Asbury & West United Church is a United Church of Canada church in the Bathurst and Lawrence area of Toronto, Ontario, Canada. The congregation has one of the longest continual histories of any in Toronto. It traces its history back to 1812 and meetings of small groups of Methodist settlers in what was an area being newly settled by Europeans. The first services were held in the farmhouse of Henry Mulholland, a veteran of the War of 1812 and the Battle of Lundy's Lane. He first came to Canada from Ireland in 1806, settling in the area that would later be named Henry Farm after him. He later moved further west to what is now the Bathurst and Lawrence area.

The original small congregation was served by circuit preachers who rode out of the small nearby village of Eglinton, Ontario. In 1817 the congregation began to hold services in a new one room schoolhouse. Mulholland began to clear land for a permanent church building, but he died in the 1833 sinking of the Lady of the Lake. His widow, Jane, donated the land that was being cleared to the church, and a small wooden chapel was erected. The church was named after Francis Asbury, an early Methodist leader. This chapel was destroyed by fire in 1898, and a new brick church was built. In 1925 Asbury Methodist joined the United Church of Canada upon its formation, becoming Asbury United Church.
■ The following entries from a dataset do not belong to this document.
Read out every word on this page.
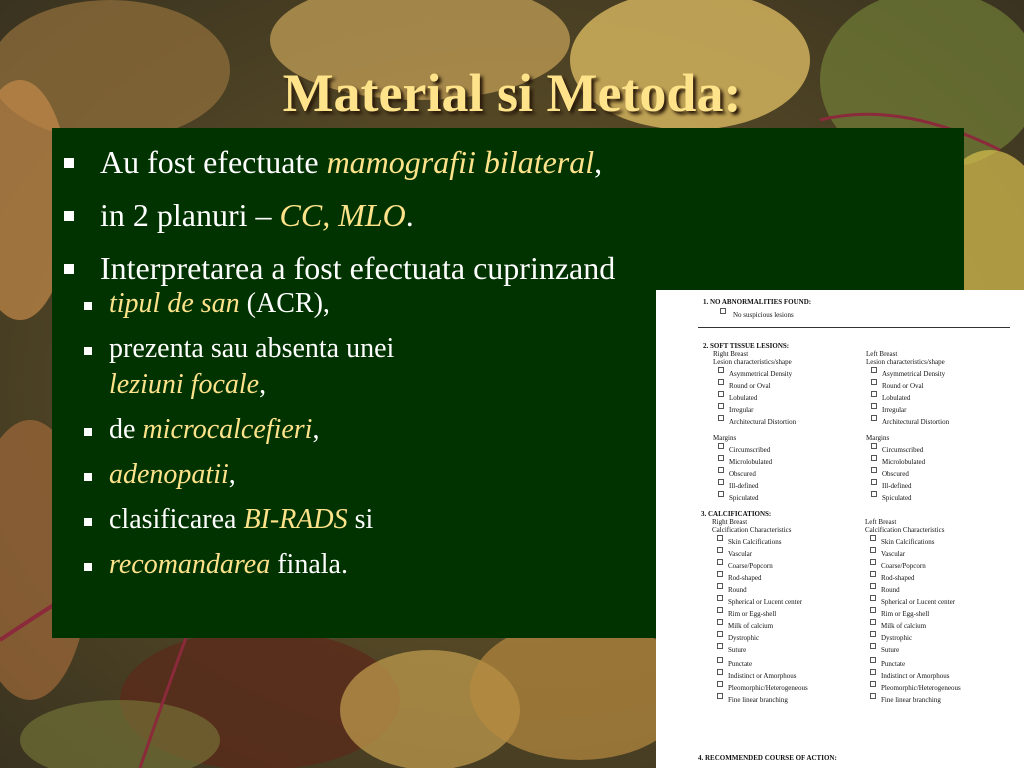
Material si Metoda:
Au fost efectuate mamografii bilateral,
in 2 planuri – CC, MLO.
Interpretarea a fost efectuata cuprinzand
tipul de san (ACR),
prezenta sau absenta unei
leziuni focale,
de microcalcefieri,
adenopatii,
clasificarea BI-RADS si
recomandarea finala.
1. NO ABNORMALITIES FOUND:
No suspicious lesions
2. SOFT TISSUE LESIONS:
Right Breast
Lesion characteristics/shape
Left Breast
Lesion characteristics/shape
Margins	Margins
3. CALCIFICATIONS:
Right Breast
Calcification Characteristics
Left Breast
Calcification Characteristics
4. RECOMMENDED COURSE OF ACTION:
Asymmetrical Density
Round or Oval
Lobulated
Irregular
Architectural Distortion
Asymmetrical Density
Round or Oval
Lobulated
Irregular
Architectural Distortion
Circumscribed
Microlobulated
Obscured
Ill-defined
Spiculated
Circumscribed
Microlobulated
Obscured
Ill-defined
Spiculated
Skin Calcifications
Vascular
Coarse/Popcorn
Rod-shaped
Round
Spherical or Lucent center
Rim or Egg-shell
Milk of calcium
Dystrophic
Suture
Skin Calcifications
Vascular
Coarse/Popcorn
Rod-shaped
Round
Spherical or Lucent center
Rim or Egg-shell
Milk of calcium
Dystrophic
Suture
Punctate
Indistinct or Amorphous
Pleomorphic/Heterogeneous
Fine linear branching
Punctate
Indistinct or Amorphous
Pleomorphic/Heterogeneous
Fine linear branching
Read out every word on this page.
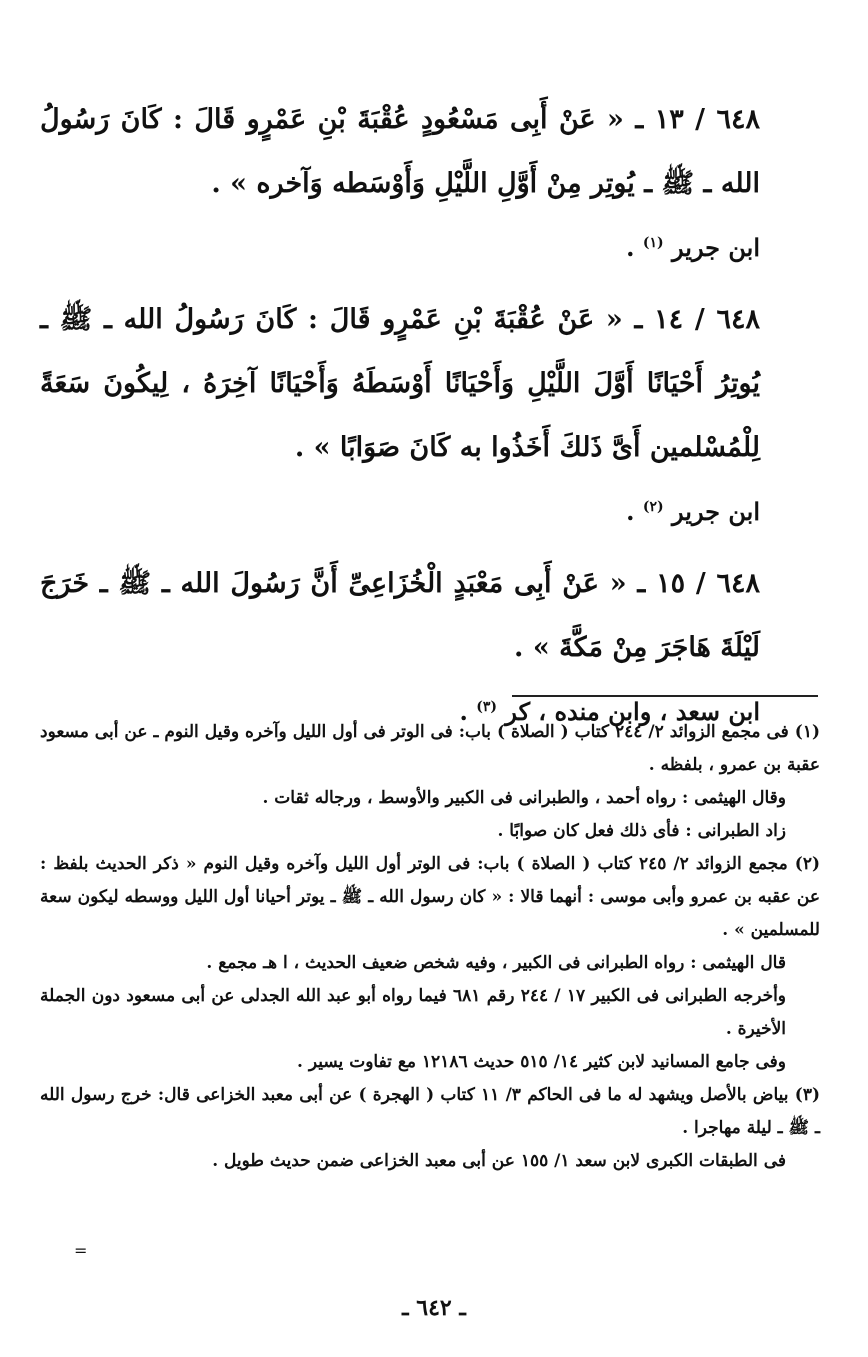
٦٤٨ / ١٣ ـ « عَنْ أَبِى مَسْعُودٍ عُقْبَةَ بْنِ عَمْرٍو قَالَ : كَانَ رَسُولُ الله ـ ﷺ ـ يُوتِر مِنْ أَوَّلِ اللَّيْلِ وَأَوْسَطه وَآخره » .

ابن جرير $^{(١)}$ .

٦٤٨ / ١٤ ـ « عَنْ عُقْبَةَ بْنِ عَمْرٍو قَالَ : كَانَ رَسُولُ الله ـ ﷺ ـ يُوتِرُ أَحْيَانًا أَوَّلَ اللَّيْلِ وَأَحْيَانًا أَوْسَطَهُ وَأَحْيَانًا آخِرَهُ ، لِيكُونَ سَعَةً لِلْمُسْلمين أَىَّ ذَلكَ أَخَذُوا به كَانَ صَوَابًا » .

ابن جرير $^{(٢)}$ .

٦٤٨ / ١٥ ـ « عَنْ أَبِى مَعْبَدٍ الْخُزَاعِىِّ أَنَّ رَسُولَ الله ـ ﷺ ـ خَرَجَ لَيْلَةَ هَاجَرَ مِنْ مَكَّةَ » .

ابن سعد ، وابن منده ، كر $^{(٣)}$ .

(١) فى مجمع الزوائد ٢/ ٢٤٤ كتاب ( الصلاة ) باب: فى الوتر فى أول الليل وآخره وقيل النوم ـ عن أبى مسعود عقبة بن عمرو ، بلفظه .

وقال الهيثمى : رواه أحمد ، والطبرانى فى الكبير والأوسط ، ورجاله ثقات .

زاد الطبرانى : فأى ذلك فعل كان صوابًا .

(٢) مجمع الزوائد ٢/ ٢٤٥ كتاب ( الصلاة ) باب: فى الوتر أول الليل وآخره وقيل النوم « ذكر الحديث بلفظ : عن عقبه بن عمرو وأبى موسى : أنهما قالا : « كان رسول الله ـ ﷺ ـ يوتر أحيانا أول الليل ووسطه ليكون سعة للمسلمين » .

قال الهيثمى : رواه الطبرانى فى الكبير ، وفيه شخص ضعيف الحديث ، ا هـ مجمع .

وأخرجه الطبرانى فى الكبير ١٧ / ٢٤٤ رقم ٦٨١ فيما رواه أبو عبد الله الجدلى عن أبى مسعود دون الجملة الأخيرة .

وفى جامع المسانيد لابن كثير ١٤/ ٥١٥ حديث ١٢١٨٦ مع تفاوت يسير .

(٣) بياض بالأصل ويشهد له ما فى الحاكم ٣/ ١١ كتاب ( الهجرة ) عن أبى معبد الخزاعى قال: خرج رسول الله ـ ﷺ ـ ليلة مهاجرا .

فى الطبقات الكبرى لابن سعد ١/ ١٥٥ عن أبى معبد الخزاعى ضمن حديث طويل .

=
ـ ٦٤٢ ـ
In 1947 the church merged with West United Church. This congregation began its ministry as West Presbyterian Church (in connection with the Free Church of Scotland) in 1860. It was started as a Sunday School from Knox's Free Church, and first met in a hall on Brock Street. A small building was erected in 1864 at Denison (between Spadina and Bathurst) and Queen Street West. In 1879, they constructed a new church building further north of Queen on Denison. In 1910, they moved, to College and Montrose (west of Bathurst), where they became West United Church in 1925 (voting 298-195 on February 27, 1925). In 1928 it was joined by the former Methodist congregation from nearby Clinton Street. By 1947, however, West United's congregation had shrunk, and merged with Asbury to the north. Its original site was sold in 1911 to the O'Keefe family and became St. Stanislaus Polish Catholic congregation in the Roman Catholic Archdiocese of Toronto. The College/Montrose corner is now home to a Spiritualist building that was constructed after West's departure.

While long the church for a small rural community, the area around the Asbury congregation changed dramatically with the rise of the suburbs as the Bathurst and Lawrence became part of the rapidly growing suburbs of North York. In the 1950s it was decided that with the families from the former West Congregation, and many newcomers to the community, a new larger church was needed, and the current structure was constructed in that decade.